Nightly as he dined, his military staff listened to his litany of sorrows. “Has some enemy of mine infiltrated their camp and drugged their mead to make a fool of me? Tell me—anyone—how do we draw the wretches out?”

Once Marcus Julianus responded with— “Perhaps they are confused. For long you condemned them for warring on us. Now you condemn them for
not
warring on us. Give them some time to sort it out.”

The Kalends of September came and passed. The one sign of the enemy’s distress was the forest’s massive silence—festival times came and passed, and no bonfires bloomed on the gray-green hills.

There began a small stream of desertions from the legions, not an unusual thing ordinarily, but remarkable in this war because it stemmed not from fear of the enemy but from spirit-terror. The occasional deserter who was caught was subjected to the
fustuarium
—a
punishment in which the culprit was cudgeled to death by men of his own century. But he would first be questioned closely by the Tribunes, for Domitian was eager to know what inspired such faithlessness. And more often than not the deserter would claim to have seen unearthly lights moving through deserted woodland glades, or to have heard the forest floor crackling with the furtive steps of the walking dead raised up for revenge by the Chattian sorceresses. A soldier of the Fourteenth reported that a headless man approached him at dusk—and the head, which the spirit carried under its arm, bore the features of the Fourteenth’s commander. Another man said he had bent to drink in a pool at dusk, only to see the sweetly demonic face of the witch Aurinia looking at him, blood trickling from her lips.

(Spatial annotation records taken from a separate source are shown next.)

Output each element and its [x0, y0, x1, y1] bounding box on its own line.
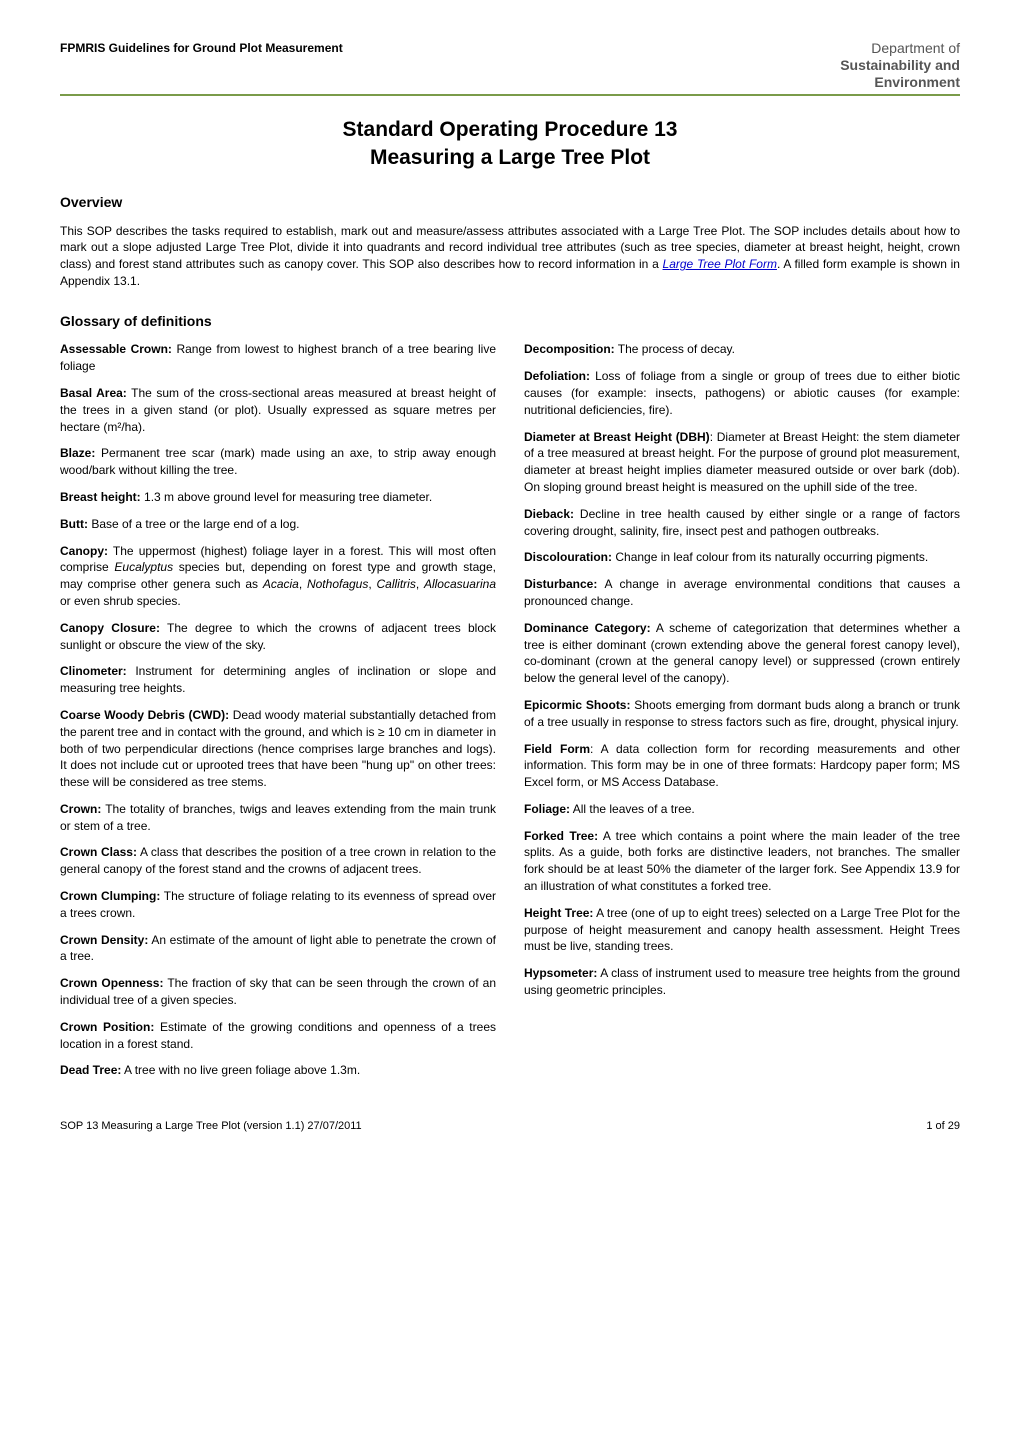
glossary-definition: Permanent tree scar (mark) made using an…	[60, 446, 496, 477]
glossary-definition: 1.3 m above ground level for measuring t…	[141, 490, 433, 504]
department-block: Department of Sustainability and Environ…	[840, 40, 960, 90]
glossary-definition: A tree with no live green foliage above …	[121, 1063, 360, 1077]
glossary-term: Crown Openness:	[60, 976, 163, 990]
title-line-2: Measuring a Large Tree Plot	[370, 146, 650, 169]
glossary-entry: Crown Class: A class that describes the …	[60, 844, 496, 878]
glossary-entry: Foliage: All the leaves of a tree.	[524, 801, 960, 818]
glossary-term: Foliage:	[524, 802, 570, 816]
dept-line-1: Department of	[840, 40, 960, 57]
page-footer: SOP 13 Measuring a Large Tree Plot (vers…	[60, 1119, 960, 1134]
glossary-term: Dead Tree:	[60, 1063, 121, 1077]
glossary-entry: Forked Tree: A tree which contains a poi…	[524, 828, 960, 895]
glossary-term: Blaze:	[60, 446, 95, 460]
large-tree-plot-form-link[interactable]: Large Tree Plot Form	[663, 257, 777, 271]
glossary-term: Field Form	[524, 742, 590, 756]
glossary-left-column: Assessable Crown: Range from lowest to h…	[60, 341, 496, 1089]
glossary-term: Canopy:	[60, 544, 108, 558]
glossary-entry: Hypsometer: A class of instrument used t…	[524, 965, 960, 999]
glossary-entry: Coarse Woody Debris (CWD): Dead woody ma…	[60, 707, 496, 791]
glossary-term: Disturbance:	[524, 577, 597, 591]
dept-line-2: Sustainability and	[840, 57, 960, 74]
glossary-term: Breast height:	[60, 490, 141, 504]
glossary-term: Diameter at Breast Height (DBH)	[524, 430, 710, 444]
glossary-term: Decomposition:	[524, 342, 615, 356]
glossary-entry: Assessable Crown: Range from lowest to h…	[60, 341, 496, 375]
glossary-term: Crown Position:	[60, 1020, 154, 1034]
header-left-title: FPMRIS Guidelines for Ground Plot Measur…	[60, 40, 343, 57]
footer-right: 1 of 29	[926, 1119, 960, 1134]
glossary-term: Crown Clumping:	[60, 889, 160, 903]
glossary-entry: Field Form: A data collection form for r…	[524, 741, 960, 791]
glossary-heading: Glossary of definitions	[60, 312, 960, 332]
glossary-term: Clinometer:	[60, 664, 127, 678]
glossary-term: Butt:	[60, 517, 88, 531]
glossary-entry: Blaze: Permanent tree scar (mark) made u…	[60, 445, 496, 479]
glossary-term: Dieback:	[524, 507, 574, 521]
glossary-definition: The totality of branches, twigs and leav…	[60, 802, 496, 833]
glossary-entry: Defoliation: Loss of foliage from a sing…	[524, 368, 960, 418]
glossary-entry: Epicormic Shoots: Shoots emerging from d…	[524, 697, 960, 731]
glossary-definition: Decline in tree health caused by either …	[524, 507, 960, 538]
glossary-columns: Assessable Crown: Range from lowest to h…	[60, 341, 960, 1089]
glossary-entry: Dead Tree: A tree with no live green fol…	[60, 1062, 496, 1079]
glossary-entry: Dieback: Decline in tree health caused b…	[524, 506, 960, 540]
glossary-entry: Discolouration: Change in leaf colour fr…	[524, 549, 960, 566]
glossary-term: Forked Tree:	[524, 829, 598, 843]
glossary-definition: : A data collection form for recording m…	[524, 742, 960, 790]
glossary-term: Height Tree:	[524, 906, 593, 920]
glossary-term: Crown Class:	[60, 845, 137, 859]
glossary-entry: Crown Openness: The fraction of sky that…	[60, 975, 496, 1009]
glossary-entry: Clinometer: Instrument for determining a…	[60, 663, 496, 697]
glossary-term: Crown Density:	[60, 933, 148, 947]
overview-paragraph: This SOP describes the tasks required to…	[60, 223, 960, 290]
glossary-term: Assessable Crown:	[60, 342, 172, 356]
glossary-definition: The process of decay.	[615, 342, 735, 356]
glossary-entry: Crown Density: An estimate of the amount…	[60, 932, 496, 966]
glossary-entry: Canopy Closure: The degree to which the …	[60, 620, 496, 654]
glossary-term: Coarse Woody Debris (CWD):	[60, 708, 229, 722]
glossary-entry: Crown: The totality of branches, twigs a…	[60, 801, 496, 835]
overview-heading: Overview	[60, 193, 960, 213]
glossary-entry: Disturbance: A change in average environ…	[524, 576, 960, 610]
glossary-term: Dominance Category:	[524, 621, 651, 635]
glossary-entry: Dominance Category: A scheme of categori…	[524, 620, 960, 687]
glossary-definition: All the leaves of a tree.	[570, 802, 695, 816]
glossary-entry: Breast height: 1.3 m above ground level …	[60, 489, 496, 506]
glossary-entry: Height Tree: A tree (one of up to eight …	[524, 905, 960, 955]
glossary-entry: Decomposition: The process of decay.	[524, 341, 960, 358]
page-header: FPMRIS Guidelines for Ground Plot Measur…	[60, 40, 960, 96]
glossary-entry: Crown Clumping: The structure of foliage…	[60, 888, 496, 922]
title-line-1: Standard Operating Procedure 13	[343, 118, 678, 141]
glossary-definition: Base of a tree or the large end of a log…	[88, 517, 299, 531]
glossary-entry: Crown Position: Estimate of the growing …	[60, 1019, 496, 1053]
glossary-term: Epicormic Shoots:	[524, 698, 630, 712]
glossary-definition: The uppermost (highest) foliage layer in…	[60, 544, 496, 608]
glossary-entry: Basal Area: The sum of the cross-section…	[60, 385, 496, 435]
glossary-definition: Loss of foliage from a single or group o…	[524, 369, 960, 417]
footer-left: SOP 13 Measuring a Large Tree Plot (vers…	[60, 1119, 362, 1134]
glossary-entry: Canopy: The uppermost (highest) foliage …	[60, 543, 496, 610]
glossary-entry: Diameter at Breast Height (DBH): Diamete…	[524, 429, 960, 496]
glossary-term: Discolouration:	[524, 550, 612, 564]
glossary-entry: Butt: Base of a tree or the large end of…	[60, 516, 496, 533]
glossary-definition: Change in leaf colour from its naturally…	[612, 550, 928, 564]
glossary-term: Defoliation:	[524, 369, 590, 383]
glossary-right-column: Decomposition: The process of decay. Defo…	[524, 341, 960, 1089]
glossary-term: Crown:	[60, 802, 101, 816]
page-title: Standard Operating Procedure 13 Measurin…	[60, 116, 960, 171]
glossary-term: Basal Area:	[60, 386, 127, 400]
dept-line-3: Environment	[840, 74, 960, 91]
glossary-term: Hypsometer:	[524, 966, 597, 980]
glossary-term: Canopy Closure:	[60, 621, 160, 635]
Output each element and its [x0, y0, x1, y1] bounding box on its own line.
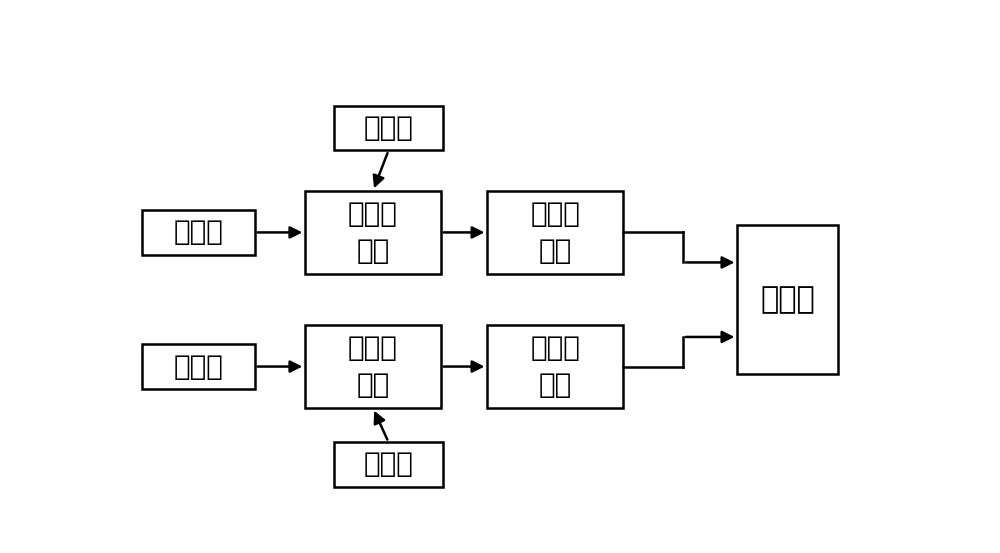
Bar: [305, 325, 441, 408]
Bar: [487, 325, 623, 408]
Text: 偏振控
制器: 偏振控 制器: [530, 334, 580, 399]
Text: 电信号: 电信号: [364, 114, 413, 142]
Text: 偏振控
制器: 偏振控 制器: [530, 200, 580, 265]
Bar: [737, 225, 838, 374]
Bar: [142, 210, 255, 255]
Text: 相位调
制器: 相位调 制器: [348, 200, 398, 265]
Bar: [334, 442, 443, 487]
Bar: [334, 106, 443, 150]
Text: 电信号: 电信号: [364, 451, 413, 478]
Bar: [305, 191, 441, 274]
Text: 光信号: 光信号: [174, 218, 224, 247]
Text: 光信号: 光信号: [174, 353, 224, 380]
Text: 相位调
制器: 相位调 制器: [348, 334, 398, 399]
Text: 耦合器: 耦合器: [760, 285, 815, 314]
Bar: [487, 191, 623, 274]
Bar: [142, 344, 255, 389]
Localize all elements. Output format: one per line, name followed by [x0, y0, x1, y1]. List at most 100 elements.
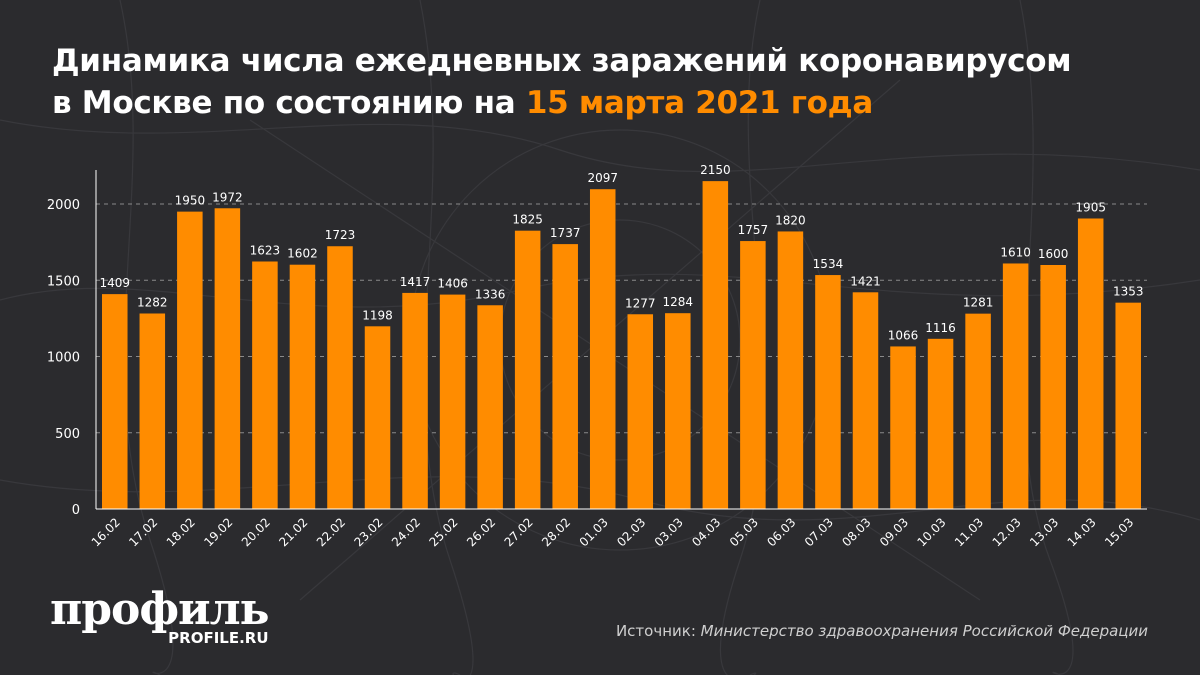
bar	[364, 326, 391, 509]
logo-wordmark: профиль	[50, 584, 270, 635]
bar	[740, 241, 766, 509]
y-tick-label: 2000	[47, 198, 80, 213]
bar	[890, 346, 916, 509]
x-tick-label: 08.03	[839, 515, 873, 549]
bar	[965, 313, 991, 509]
title-date-highlight: 15 марта 2021 года	[525, 85, 874, 121]
bar	[1115, 302, 1141, 509]
bar-value-label: 1534	[813, 257, 844, 271]
bar-value-label: 1277	[625, 296, 656, 310]
bar-value-label: 1353	[1113, 285, 1144, 299]
title-line1: Динамика числа ежедневных заражений коро…	[52, 43, 1072, 79]
x-tick-label: 18.02	[164, 515, 198, 549]
x-tick-label: 04.03	[689, 515, 723, 549]
x-tick-label: 13.03	[1027, 515, 1061, 549]
bar	[1040, 265, 1066, 509]
bar	[102, 294, 128, 509]
bar	[702, 181, 729, 509]
source-label: Источник:	[615, 622, 701, 640]
bar-value-label: 1602	[287, 247, 318, 261]
y-tick-label: 1000	[47, 351, 80, 366]
x-tick-label: 15.03	[1102, 515, 1136, 549]
x-tick-label: 02.03	[614, 515, 648, 549]
bar-value-label: 1066	[888, 328, 919, 342]
title-line2-prefix: в Москве по состоянию на	[52, 85, 526, 121]
bar-value-label: 1336	[475, 287, 506, 301]
bar	[589, 189, 616, 509]
x-tick-label: 10.03	[914, 515, 948, 549]
bar	[627, 314, 654, 509]
y-tick-label: 0	[72, 503, 80, 518]
x-tick-label: 23.02	[351, 515, 385, 549]
bar-value-label: 1417	[400, 275, 431, 289]
bar	[477, 305, 503, 509]
bar	[214, 208, 241, 509]
bar-value-label: 1825	[512, 213, 543, 227]
bar	[1077, 218, 1104, 510]
x-tick-label: 17.02	[126, 515, 160, 549]
x-tick-label: 12.03	[990, 515, 1024, 549]
bar	[177, 211, 203, 509]
bar	[927, 338, 954, 509]
bar	[514, 230, 541, 509]
x-tick-label: 09.03	[877, 515, 911, 549]
x-tick-label: 03.03	[652, 515, 686, 549]
x-tick-label: 01.03	[577, 515, 611, 549]
bar-value-label: 1406	[437, 277, 468, 291]
x-tick-label: 11.03	[952, 515, 986, 549]
bars: 1409 1282 1950 1972 1623 1602 1723 1198 1417 1406…	[99, 163, 1144, 510]
x-tick-label: 24.02	[389, 515, 423, 549]
bar-value-label: 1116	[925, 321, 956, 335]
x-tick-label: 20.02	[239, 515, 273, 549]
x-tick-label: 06.03	[764, 515, 798, 549]
bar-value-label: 1282	[137, 295, 168, 309]
y-tick-label: 500	[55, 427, 80, 442]
bar	[139, 313, 166, 509]
bar	[327, 246, 353, 509]
bar-value-label: 1757	[738, 223, 769, 237]
source-caption: Источник: Министерство здравоохранения Р…	[616, 622, 1148, 640]
source-name: Министерство здравоохранения Российской …	[700, 622, 1148, 640]
profile-logo: профиль PROFILE.RU	[50, 584, 270, 647]
bar-value-label: 1409	[99, 276, 130, 290]
bar-value-label: 1610	[1000, 245, 1031, 259]
bar	[665, 313, 691, 509]
x-tick-label: 27.02	[502, 515, 536, 549]
bar-value-label: 1284	[663, 295, 694, 309]
x-tick-label: 14.03	[1065, 515, 1099, 549]
chart-title: Динамика числа ежедневных заражений коро…	[52, 40, 1162, 124]
x-tick-label: 07.03	[802, 515, 836, 549]
x-tick-label: 19.02	[201, 515, 235, 549]
y-tick-label: 1500	[47, 274, 80, 289]
x-tick-label: 16.02	[89, 515, 123, 549]
bar-value-label: 1281	[963, 296, 994, 310]
bar-value-label: 1623	[250, 243, 281, 257]
bar	[815, 275, 841, 509]
bar-value-label: 1421	[850, 274, 881, 288]
bar-value-label: 1723	[325, 228, 356, 242]
x-tick-label: 05.03	[727, 515, 761, 549]
bar-value-label: 1950	[175, 194, 206, 208]
bar-value-label: 2097	[587, 171, 618, 185]
bar-value-label: 1737	[550, 226, 581, 240]
bar	[777, 231, 804, 509]
bar-value-label: 1972	[212, 190, 243, 204]
bar	[252, 261, 278, 509]
x-tick-label: 26.02	[464, 515, 498, 549]
bar-value-label: 1198	[362, 308, 393, 322]
bar	[439, 294, 466, 509]
bar-value-label: 2150	[700, 163, 731, 177]
logo-site: PROFILE.RU	[168, 629, 269, 647]
bar	[552, 244, 578, 510]
x-tick-label: 25.02	[427, 515, 461, 549]
x-tick-label: 22.02	[314, 515, 348, 549]
x-tick-label: 21.02	[276, 515, 310, 549]
bar	[402, 292, 428, 509]
bar-value-label: 1820	[775, 213, 806, 227]
bar	[289, 264, 316, 509]
bar-value-label: 1600	[1038, 247, 1069, 261]
bar	[1002, 263, 1029, 509]
x-tick-label: 28.02	[539, 515, 573, 549]
bar	[852, 292, 879, 509]
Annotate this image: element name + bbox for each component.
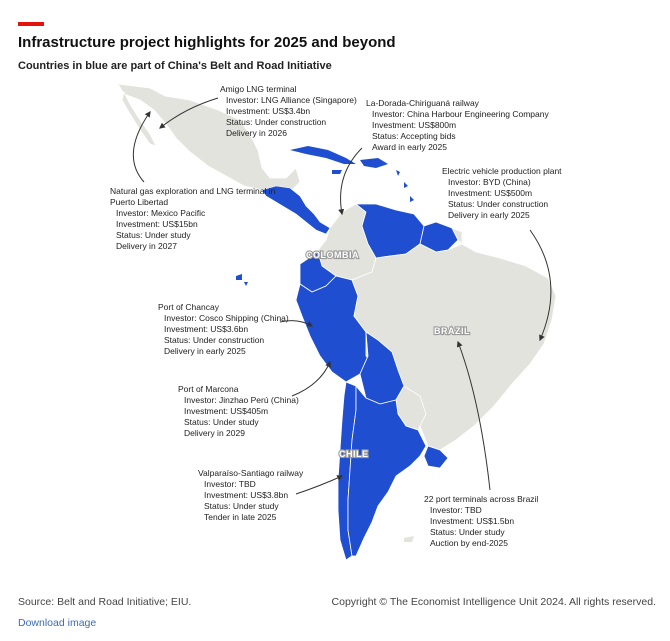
map-falklands	[404, 536, 414, 542]
annotation-ev-plant: Electric vehicle production plant Invest…	[442, 166, 562, 220]
annotation-la-dorada-railway: La-Dorada-Chiriguaná railway Investor: C…	[366, 98, 549, 152]
copyright-note: Copyright © The Economist Intelligence U…	[331, 596, 656, 608]
map-central-america	[261, 185, 331, 235]
arrow-valparaiso	[295, 475, 344, 495]
page-subtitle: Countries in blue are part of China's Be…	[18, 60, 332, 72]
arrow-ev	[529, 229, 552, 342]
arrow-brazil-ports	[456, 340, 491, 491]
map-cuba	[290, 146, 356, 164]
annotation-amigo-lng: Amigo LNG terminal Investor: LNG Allianc…	[220, 84, 357, 138]
brand-accent-bar	[18, 22, 44, 26]
arrow-libertad	[132, 111, 151, 183]
map-uruguay	[423, 445, 449, 469]
download-image-link[interactable]: Download image	[18, 617, 97, 629]
label-chile: CHILE	[339, 449, 369, 459]
annotation-port-chancay: Port of Chancay Investor: Cosco Shipping…	[158, 302, 289, 356]
annotation-port-marcona: Port of Marcona Investor: Jinzhao Perú (…	[178, 384, 299, 438]
map-jamaica	[332, 170, 342, 174]
annotation-valparaiso-railway: Valparaíso-Santiago railway Investor: TB…	[198, 468, 304, 522]
annotation-brazil-ports: 22 port terminals across Brazil Investor…	[424, 494, 539, 548]
map-argentina	[347, 384, 427, 557]
arrow-amigo	[159, 97, 219, 129]
label-colombia: COLOMBIA	[306, 250, 359, 260]
source-note: Source: Belt and Road Initiative; EIU.	[18, 596, 192, 608]
label-brazil: BRAZIL	[434, 326, 470, 336]
map-mexico	[117, 83, 301, 193]
arrow-marcona	[291, 360, 331, 397]
annotation-puerto-libertad: Natural gas exploration and LNG terminal…	[110, 186, 276, 251]
arrow-railway-co	[338, 147, 363, 216]
map-galapagos	[236, 274, 248, 286]
arrow-chancay	[279, 320, 314, 327]
map-hispaniola	[360, 158, 388, 168]
map-lesser-antilles	[396, 170, 414, 202]
map-baja-california	[121, 90, 157, 147]
page-title: Infrastructure project highlights for 20…	[18, 34, 396, 51]
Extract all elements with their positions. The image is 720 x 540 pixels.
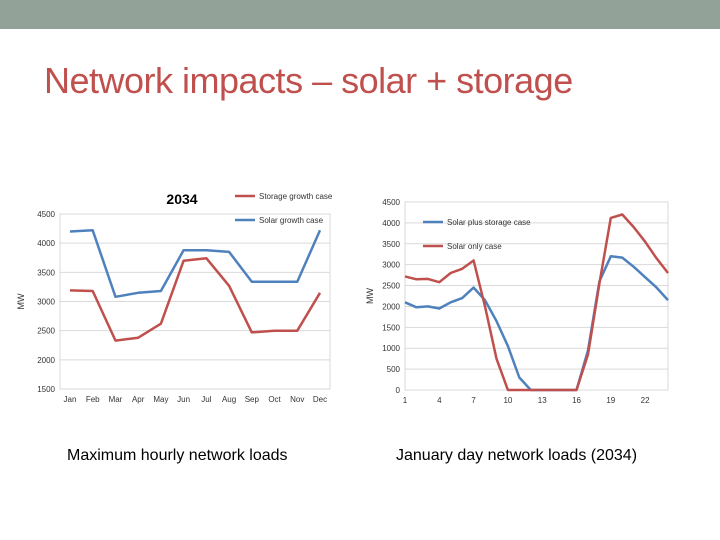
y-tick-label: 3000	[37, 298, 55, 307]
x-tick-label: Apr	[132, 395, 145, 404]
series-line-1	[404, 255, 669, 392]
y-tick-label: 4000	[37, 239, 55, 248]
x-tick-label: Mar	[109, 395, 123, 404]
legend-label: Solar growth case	[259, 216, 324, 225]
y-tick-label: 3000	[382, 261, 400, 270]
x-tick-label: Dec	[313, 395, 327, 404]
y-tick-label: 2500	[382, 282, 400, 291]
x-tick-label: 4	[437, 396, 442, 405]
legend-label: Solar plus storage case	[447, 218, 531, 227]
y-tick-label: 1500	[382, 323, 400, 332]
x-tick-label: 10	[503, 396, 512, 405]
legend-label: Storage growth case	[259, 192, 333, 201]
y-tick-label: 1000	[382, 344, 400, 353]
y-axis-label: MW	[365, 288, 375, 304]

When next Domitian summoned Marcus Julianus to dine with him alone in the commander’s quarters, news had come by imperial post that Junius Tertullus, the Senator who had secretly appealed to Julianus for help, had died by his own hand. Officially it was claimed Tertullus had been caught with the text of a speech hidden in his clothes; he meant to denounce Domitian before the Senate within the hour. Domitian had sent a letter to Rome, demanding that the Senate try him for treason. When it was read in the Curia, Tertullus opened his veins.